Verso la fine degli anni Settanta Longobardi espone a Europa 79 di Stoccarda, ad Arte Cifra, da Paul Maenz a Colonia, al Centro d'Arte Contemporanea di Ginevra. Con gli anni Ottanta la sua opera giunge ad essere riconosciuta a livello mondiale. Il suo linguaggio compie gradualmente una progressiva scarnificazione del corpo dell'uomo, fino a venire presentato nella sua “struttura finale”, definita dall’artista togliendo peso alla materia, trasformando le sue figure in impronte, in calchi.

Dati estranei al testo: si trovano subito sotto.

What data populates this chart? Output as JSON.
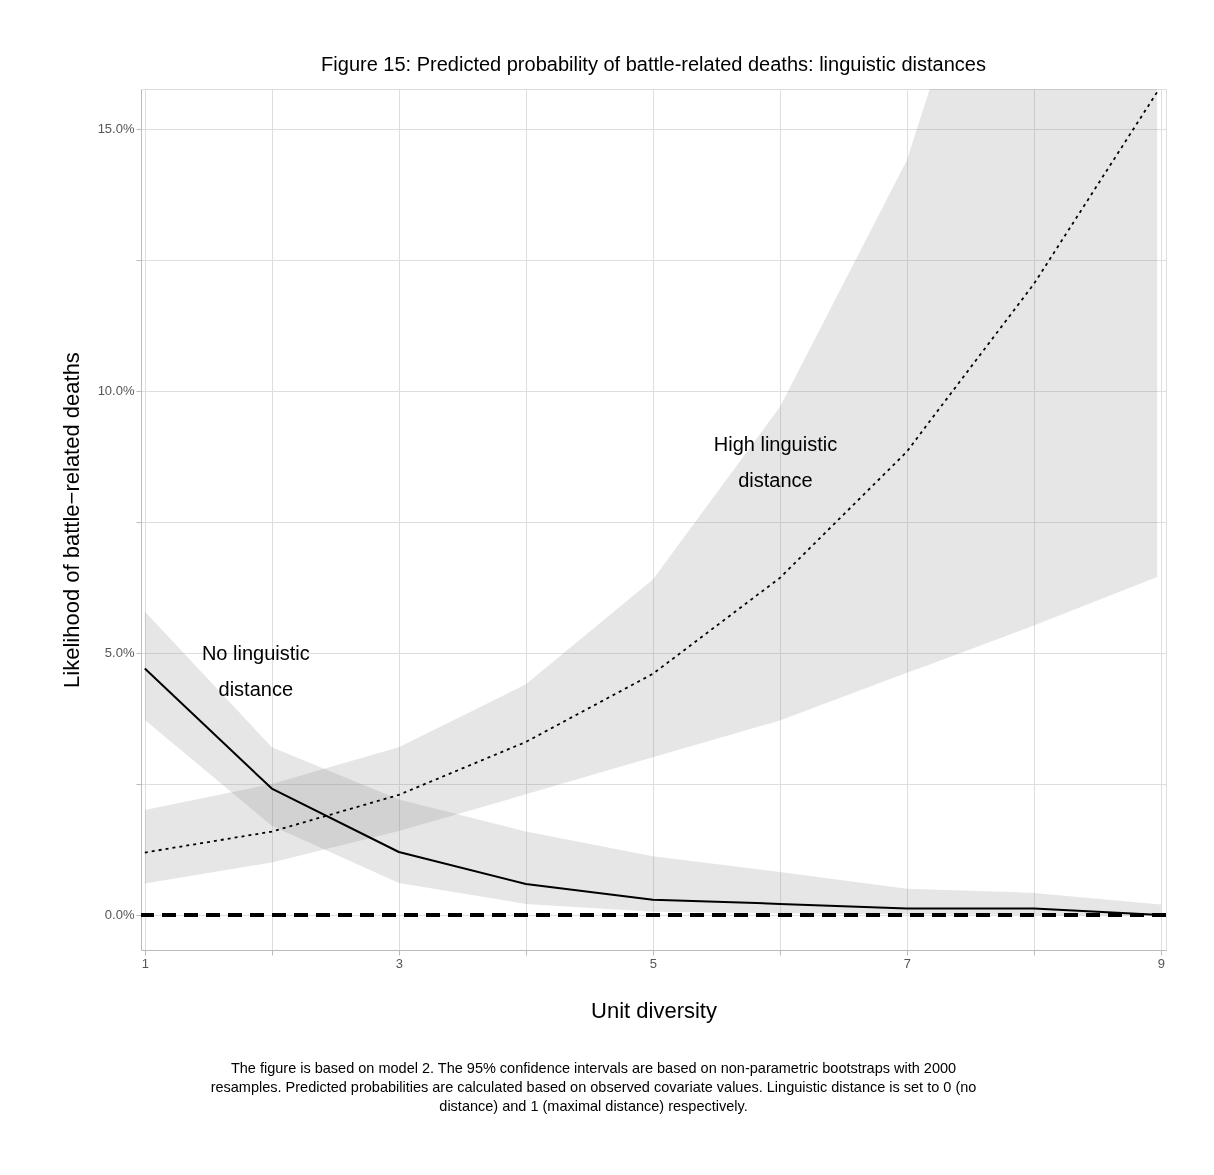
{
  "chart_data": {
    "type": "line",
    "title": "Figure 15: Predicted probability of battle-related deaths: linguistic distances",
    "xlabel": "Unit diversity",
    "ylabel": "Likelihood of battle−related deaths",
    "x": [
      1,
      2,
      3,
      4,
      5,
      6,
      7,
      8,
      9
    ],
    "series": [
      {
        "color": "#000000",
        "line_style": "solid",
        "values": [
          4.7,
          2.41,
          1.2,
          0.59,
          0.29,
          0.21,
          0.12,
          0.12,
          0
        ],
        "lower": [
          3.72,
          1.7,
          0.61,
          0.21,
          0.06,
          0.03,
          0.01,
          0,
          0
        ],
        "upper": [
          5.79,
          3.2,
          2.2,
          1.59,
          1.12,
          0.82,
          0.5,
          0.42,
          0.2
        ]
      },
      {
        "color": "#000000",
        "line_style": "dotted",
        "x": [
          1,
          2,
          3,
          4,
          5,
          6,
          7,
          7.18,
          8,
          8.97
        ],
        "values": [
          1.19,
          1.59,
          2.29,
          3.3,
          4.6,
          6.43,
          8.84,
          9.42,
          12.04,
          15.7
        ],
        "lower": [
          0.6,
          1.0,
          1.6,
          2.3,
          3.01,
          3.71,
          4.62,
          4.78,
          5.52,
          6.45
        ],
        "upper": [
          2.0,
          2.5,
          3.2,
          4.4,
          6.4,
          9.69,
          14.4,
          15.76,
          15.76,
          15.76
        ]
      }
    ],
    "xlim": [
      0.97,
      9.04
    ],
    "xticks": [
      1,
      {
        "value": 2,
        "label": null
      },
      3,
      {
        "value": 4,
        "label": null
      },
      5,
      {
        "value": 6,
        "label": null
      },
      7,
      {
        "value": 8,
        "label": null
      },
      9
    ],
    "ylim": [
      -0.67,
      15.76
    ],
    "yticks": [
      {
        "value": 0,
        "label": "0.0%"
      },
      {
        "value": 2.5,
        "label": null
      },
      {
        "value": 5,
        "label": "5.0%"
      },
      {
        "value": 7.5,
        "label": null
      },
      {
        "value": 10,
        "label": "10.0%"
      },
      {
        "value": 12.5,
        "label": null
      },
      {
        "value": 15,
        "label": "15.0%"
      }
    ],
    "grid": true,
    "ref_lines": [
      {
        "axis": "y",
        "value": 0,
        "color": "#000000",
        "line_style": "dashed"
      }
    ],
    "annotations": [
      "No linguistic\ndistance",
      "High linguistic\ndistance",
      "The figure is based on model 2. The 95% confidence intervals are based on non-parametric bootstraps with 2000\nresamples. Predicted probabilities are calculated based on observed covariate values. Linguistic distance is set to 0 (no\ndistance) and 1 (maximal distance) respectively."
    ]
  }
}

Nel 1982 partecipa ad Italian "Art Now: an American Perspective", al Guggenheim di New York e ad "Avanguardia e Transavanguardia" alle Mura Aureliane a Roma.

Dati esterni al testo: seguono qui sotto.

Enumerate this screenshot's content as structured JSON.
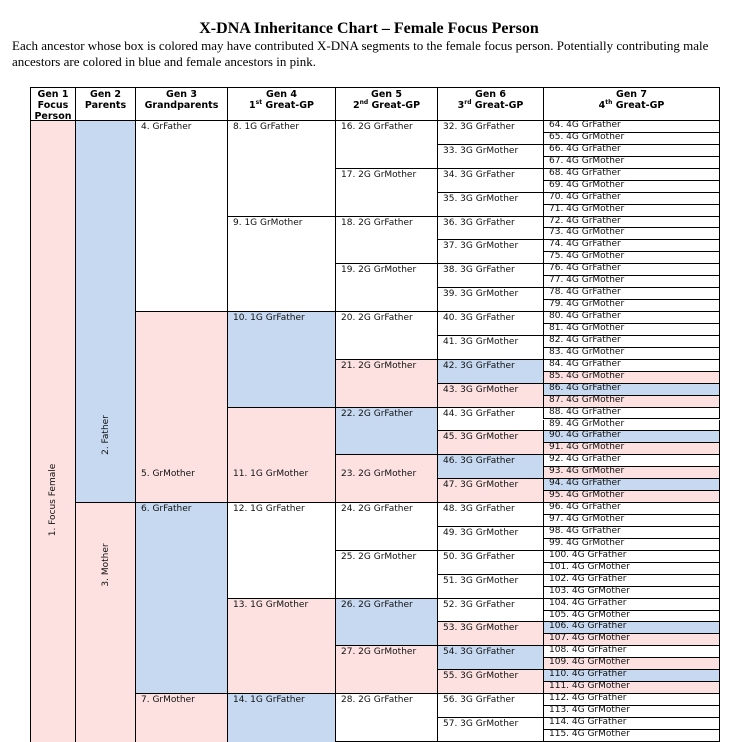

Il suo lavoro contiunua ad essere conosciuto ed apprezzato a livello internazionale con mostre realizzate all'Istituto d'Arte Contemporanea di Boston, alla Fondazione Miró di Barcellona ('83), alla Nationalgalerie di Berlino ('86), al Grand Palais di Parigi ('87) e al Museo d'Arte Contemporanea di Copenaghen ('88). 
Durante gli anni Novanta l'artista partecipa alla XII Quadriennale, "Ultima Generazione", ed è protagonista di una mostra al Palazzo Reale di Milano con la realizzazione di due vessilli per le Bandiere di Maggio in Piazza del Plebiscito. Nel 2013 espone al Museo Nazionale di Capodimonte, mentre due anni dopo partecipa alla 56a edizione della Biennale di Venezia, partecipando alla mostra Codice Italia nel padiglione nazionale, su invito di Vincenzo Trione.

La Galleria d'Arte Maggiore g.a.m. ha presentato l'opera di Nino Longobardi nella sua sede storica di Bologna con una mostra del 2003 incentrata sulla produzione dell'artista compresa tra il 2000 e il 2002: una selezione di opere attraverso cui immergersi in un'universo visivo intento a svelare quelle "forze fondamentali dell'essere" (Flavio Caroli) depositate nell'incoscio collettivo e riportate alla luce attraverso immagini dal forte potere evocativo. 
Nell'ottobre del 2006 la Galleria d'Arte Maggiore g.a.m. con la mostra "Piéce Unique" ha acceso i riflettori sull'opera "Senza Titolo" (1999) dove la figura umana, costantemente presente nell'opera di Longobardi, si rende ancora una volta protagonista ma attraverso l'idea del dinamismo.